While not nearly as outright confusing, the myriad subplots associated with the other characters are all disturbing in ways that don’t immediately lend depth or complexity to Leo’s journey. Maybe the most uncomfortable moments for me while researching this article came reading other critics who found the movie’s shining moments in Paul Rudd’s portrayal of Cactus Bill, whose entire subplot revolves around an act of family annihilation. Duck, meanwhile, is a raging pedophile barely capable of suppressing himself enough to function in his job as (*vomits*) a child orthotics technician. Jones himself explains the dynamic between Duck and Bill as supposedly a nod to Hawkeye and Trapper John from the original M*A*S*H film, but Donald Sutherland and Elliot Gould should be offended at the comparison. Everything about the two of them is so uncomfortable as to be almost more than the film can take.
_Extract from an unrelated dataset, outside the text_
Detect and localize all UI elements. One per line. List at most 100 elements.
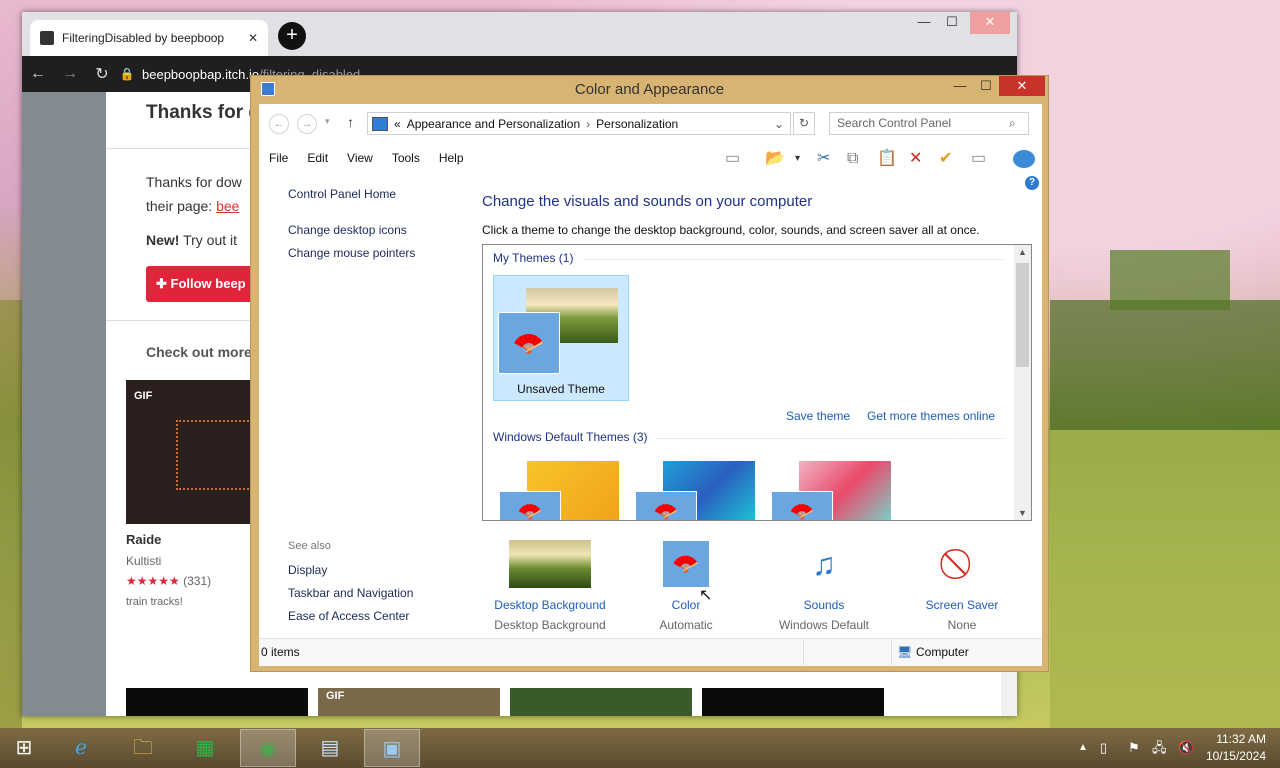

Nonetheless, unlike Leo’s useless origin story, the two men’s evil is essential to the plot, and they eventually get what’s coming to them-though not before Leo finds the Naadirah has been dead for the entire film, murdered by Cactus Bill and left for her boyfriend to find literally right next to an icebox. This is probably all part of Jones’ point, I’m sure, and if we remember that then it makes the movie a little easier to swallow.
If the point of Mute is to make the audience so uncomfortable they feel almost dirty and walk away thinking about it for that, then it’s a great success. Its violence is viscerally graphic from beginning to end, Cactus Bill’s mix of carelessness and paranoia (particularly regarding his daughter Josie, the only other character in the film besides Leo not to speak until the end) is disturbing to the point of making the audience squirm every time he comes on screen, Duck’s predatory nature makes us feel like Josie and any underage girl in the surrounding area are always at risk. All of this is a lot to handle for one movie, and certainly enough to contend with without wondering “what happened” to Leo.